Yesterday I wrote this piece at Slate suggesting that NC Governor Cooper withdraw the pending Supreme Court cert. petition in the case considering North Carolina’s strict voting law. I pointed to this statute giving the governor and AG, now both Democrats, the right to control that litigation over the Board of Elections.
In response, Brent Wilcox pointed to another statute making the AG have to represent the General Assembly (which supports the voter id law) when a state statute is at issue, giving the GA the right to employ outside counsel that can supplant the AG, but also giving the governor the right to “employ counsel on behalf of the State.”
It seems like a real mess, with a decent (but not ironclad) argument that the governor would have the right to withdraw the cert petition, and a very strong argument that at least the governor can file a brief or letter with the Supreme Court urging it to decline review.

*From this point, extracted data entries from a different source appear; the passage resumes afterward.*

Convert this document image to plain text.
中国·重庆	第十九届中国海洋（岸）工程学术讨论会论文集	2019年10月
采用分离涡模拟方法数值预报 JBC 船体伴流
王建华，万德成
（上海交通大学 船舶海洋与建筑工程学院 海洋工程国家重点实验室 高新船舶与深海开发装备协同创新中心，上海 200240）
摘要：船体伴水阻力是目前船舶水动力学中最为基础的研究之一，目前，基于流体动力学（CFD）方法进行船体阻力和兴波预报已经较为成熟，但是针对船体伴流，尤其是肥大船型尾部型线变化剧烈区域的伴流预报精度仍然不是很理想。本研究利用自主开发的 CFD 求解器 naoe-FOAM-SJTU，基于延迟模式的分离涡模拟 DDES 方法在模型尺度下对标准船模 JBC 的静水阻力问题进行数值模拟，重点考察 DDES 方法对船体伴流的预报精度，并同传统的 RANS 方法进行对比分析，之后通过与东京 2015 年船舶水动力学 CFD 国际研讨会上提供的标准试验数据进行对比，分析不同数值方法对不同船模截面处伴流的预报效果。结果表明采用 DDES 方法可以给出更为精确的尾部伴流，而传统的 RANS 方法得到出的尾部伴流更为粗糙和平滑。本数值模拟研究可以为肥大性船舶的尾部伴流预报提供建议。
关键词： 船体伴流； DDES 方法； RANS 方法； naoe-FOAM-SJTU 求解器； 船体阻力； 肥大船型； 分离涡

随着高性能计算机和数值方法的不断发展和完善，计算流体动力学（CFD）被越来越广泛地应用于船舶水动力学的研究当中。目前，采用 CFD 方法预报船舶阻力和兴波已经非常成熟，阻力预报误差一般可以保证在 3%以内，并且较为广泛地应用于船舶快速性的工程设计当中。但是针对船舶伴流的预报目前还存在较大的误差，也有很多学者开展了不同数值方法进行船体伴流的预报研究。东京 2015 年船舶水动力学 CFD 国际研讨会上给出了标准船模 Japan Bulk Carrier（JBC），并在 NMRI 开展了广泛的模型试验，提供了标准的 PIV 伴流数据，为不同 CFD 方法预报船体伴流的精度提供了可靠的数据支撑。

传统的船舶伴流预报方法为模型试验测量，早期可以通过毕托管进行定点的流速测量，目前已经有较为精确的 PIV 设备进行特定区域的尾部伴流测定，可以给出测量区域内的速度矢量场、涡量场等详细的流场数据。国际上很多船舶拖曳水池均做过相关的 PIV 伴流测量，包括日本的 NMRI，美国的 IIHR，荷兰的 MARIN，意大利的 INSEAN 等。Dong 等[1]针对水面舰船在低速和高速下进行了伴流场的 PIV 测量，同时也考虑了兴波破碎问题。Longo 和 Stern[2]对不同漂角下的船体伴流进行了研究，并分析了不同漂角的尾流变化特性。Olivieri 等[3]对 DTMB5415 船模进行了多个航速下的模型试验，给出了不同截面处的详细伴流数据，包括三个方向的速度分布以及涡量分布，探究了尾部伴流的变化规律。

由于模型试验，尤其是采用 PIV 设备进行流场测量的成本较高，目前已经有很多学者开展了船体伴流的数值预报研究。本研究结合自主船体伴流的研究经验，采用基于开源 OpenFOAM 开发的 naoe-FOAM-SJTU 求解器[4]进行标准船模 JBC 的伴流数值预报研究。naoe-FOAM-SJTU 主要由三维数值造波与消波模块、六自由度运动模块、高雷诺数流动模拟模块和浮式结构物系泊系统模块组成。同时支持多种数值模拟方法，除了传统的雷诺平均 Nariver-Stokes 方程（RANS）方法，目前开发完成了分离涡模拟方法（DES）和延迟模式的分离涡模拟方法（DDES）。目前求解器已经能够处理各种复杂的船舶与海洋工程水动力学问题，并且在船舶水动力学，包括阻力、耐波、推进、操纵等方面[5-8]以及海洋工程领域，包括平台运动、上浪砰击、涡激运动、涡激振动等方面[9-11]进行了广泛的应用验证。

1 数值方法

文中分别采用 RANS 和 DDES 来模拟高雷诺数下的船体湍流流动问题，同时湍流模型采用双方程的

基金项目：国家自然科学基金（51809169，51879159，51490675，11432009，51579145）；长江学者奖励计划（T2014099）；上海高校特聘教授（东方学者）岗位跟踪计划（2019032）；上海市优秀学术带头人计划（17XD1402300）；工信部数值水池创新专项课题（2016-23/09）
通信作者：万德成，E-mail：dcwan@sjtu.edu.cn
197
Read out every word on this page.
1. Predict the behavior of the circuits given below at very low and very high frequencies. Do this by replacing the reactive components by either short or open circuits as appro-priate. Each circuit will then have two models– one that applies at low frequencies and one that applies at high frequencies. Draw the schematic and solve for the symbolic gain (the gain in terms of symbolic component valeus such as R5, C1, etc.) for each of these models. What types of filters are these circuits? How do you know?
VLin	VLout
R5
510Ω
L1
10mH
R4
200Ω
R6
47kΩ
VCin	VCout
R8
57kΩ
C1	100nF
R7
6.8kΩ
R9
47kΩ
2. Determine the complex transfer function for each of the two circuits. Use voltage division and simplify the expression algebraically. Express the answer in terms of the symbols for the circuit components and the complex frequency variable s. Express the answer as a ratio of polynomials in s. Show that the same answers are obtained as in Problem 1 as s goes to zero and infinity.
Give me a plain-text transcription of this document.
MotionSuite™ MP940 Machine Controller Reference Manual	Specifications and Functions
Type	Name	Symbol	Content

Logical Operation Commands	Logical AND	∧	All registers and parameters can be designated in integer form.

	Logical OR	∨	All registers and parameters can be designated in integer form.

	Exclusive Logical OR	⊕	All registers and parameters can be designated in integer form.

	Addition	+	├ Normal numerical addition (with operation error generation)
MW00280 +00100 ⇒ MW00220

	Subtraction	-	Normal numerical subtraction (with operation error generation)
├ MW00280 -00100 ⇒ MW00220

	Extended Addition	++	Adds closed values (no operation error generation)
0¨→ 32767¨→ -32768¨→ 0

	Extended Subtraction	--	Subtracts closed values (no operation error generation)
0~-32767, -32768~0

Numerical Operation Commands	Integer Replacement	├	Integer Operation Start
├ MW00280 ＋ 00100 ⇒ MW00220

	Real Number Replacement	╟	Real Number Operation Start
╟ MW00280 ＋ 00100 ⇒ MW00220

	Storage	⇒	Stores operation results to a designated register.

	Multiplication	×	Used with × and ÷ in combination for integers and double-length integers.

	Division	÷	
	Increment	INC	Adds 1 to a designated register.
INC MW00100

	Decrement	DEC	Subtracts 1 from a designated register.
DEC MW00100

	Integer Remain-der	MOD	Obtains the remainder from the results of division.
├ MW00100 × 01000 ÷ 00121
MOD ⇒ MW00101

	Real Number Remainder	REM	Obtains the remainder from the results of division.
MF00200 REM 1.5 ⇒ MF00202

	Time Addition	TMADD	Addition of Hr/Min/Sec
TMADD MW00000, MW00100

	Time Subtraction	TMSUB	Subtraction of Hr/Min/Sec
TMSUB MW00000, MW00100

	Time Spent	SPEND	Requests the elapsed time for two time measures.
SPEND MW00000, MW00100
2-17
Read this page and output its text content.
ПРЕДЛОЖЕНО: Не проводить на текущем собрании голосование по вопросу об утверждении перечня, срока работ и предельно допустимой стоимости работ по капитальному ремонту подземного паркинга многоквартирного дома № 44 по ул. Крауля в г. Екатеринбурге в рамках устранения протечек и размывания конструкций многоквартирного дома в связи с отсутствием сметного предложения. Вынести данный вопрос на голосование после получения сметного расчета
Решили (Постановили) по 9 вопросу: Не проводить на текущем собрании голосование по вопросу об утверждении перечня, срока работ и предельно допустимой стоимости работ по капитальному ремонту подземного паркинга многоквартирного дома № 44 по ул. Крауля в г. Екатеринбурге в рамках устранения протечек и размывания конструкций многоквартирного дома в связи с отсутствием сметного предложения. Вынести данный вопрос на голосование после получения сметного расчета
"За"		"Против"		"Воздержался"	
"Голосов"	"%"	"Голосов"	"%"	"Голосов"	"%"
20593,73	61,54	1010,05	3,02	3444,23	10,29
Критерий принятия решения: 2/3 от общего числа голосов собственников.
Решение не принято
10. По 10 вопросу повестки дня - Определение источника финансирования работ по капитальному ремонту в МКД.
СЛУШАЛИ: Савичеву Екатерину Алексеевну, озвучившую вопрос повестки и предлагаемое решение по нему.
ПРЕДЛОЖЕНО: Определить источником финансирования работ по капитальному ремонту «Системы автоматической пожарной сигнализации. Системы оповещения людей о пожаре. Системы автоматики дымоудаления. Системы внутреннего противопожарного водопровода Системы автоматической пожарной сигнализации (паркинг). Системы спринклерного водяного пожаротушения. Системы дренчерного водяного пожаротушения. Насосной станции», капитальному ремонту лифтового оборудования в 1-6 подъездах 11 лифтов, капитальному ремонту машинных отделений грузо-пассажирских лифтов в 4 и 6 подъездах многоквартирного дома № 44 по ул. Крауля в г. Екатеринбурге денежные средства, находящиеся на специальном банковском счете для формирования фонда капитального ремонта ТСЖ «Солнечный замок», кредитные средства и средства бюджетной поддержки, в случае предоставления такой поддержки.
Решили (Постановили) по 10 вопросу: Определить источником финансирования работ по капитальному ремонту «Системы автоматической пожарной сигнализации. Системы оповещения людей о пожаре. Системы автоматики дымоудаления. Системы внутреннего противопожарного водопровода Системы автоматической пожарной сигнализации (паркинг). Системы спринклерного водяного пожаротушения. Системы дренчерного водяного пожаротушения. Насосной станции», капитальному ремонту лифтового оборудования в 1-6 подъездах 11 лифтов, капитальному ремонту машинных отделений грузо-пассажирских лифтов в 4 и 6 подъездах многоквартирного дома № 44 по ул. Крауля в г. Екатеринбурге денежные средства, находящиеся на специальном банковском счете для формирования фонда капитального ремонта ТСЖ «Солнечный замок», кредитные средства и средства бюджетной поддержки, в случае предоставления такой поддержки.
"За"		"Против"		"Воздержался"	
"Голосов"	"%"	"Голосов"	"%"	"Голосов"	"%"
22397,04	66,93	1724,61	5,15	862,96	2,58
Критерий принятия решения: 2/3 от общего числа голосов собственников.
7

The full mess of North Carolina law is explained in this excellent article, John Harris, Holes in the Defense: Evaluating the North Carolina Attorney General’s Duty to Defend and the Responses of Other Government Actors. There is an extensive discussion of the morass, beginning on page 2048. One small snippet:
The waters become even muddier if and when the legislative branch enters the fray. Recall that there is no clear legal authority for the General Assembly to hire its own counsel to represent the State, whether in addition to or in place of the Attorney General. This would arguably violate the arrangement contemplated by the Constitution, in which the power to defend the laws of the state rests with the executive branch. On the other hand, the Attorney General’s constitutional duties are merely “prescribed by law,” which gives the General Assembly wide latitude to legislate the inner workings of inter-branch relationships when it comes to the defense of state laws.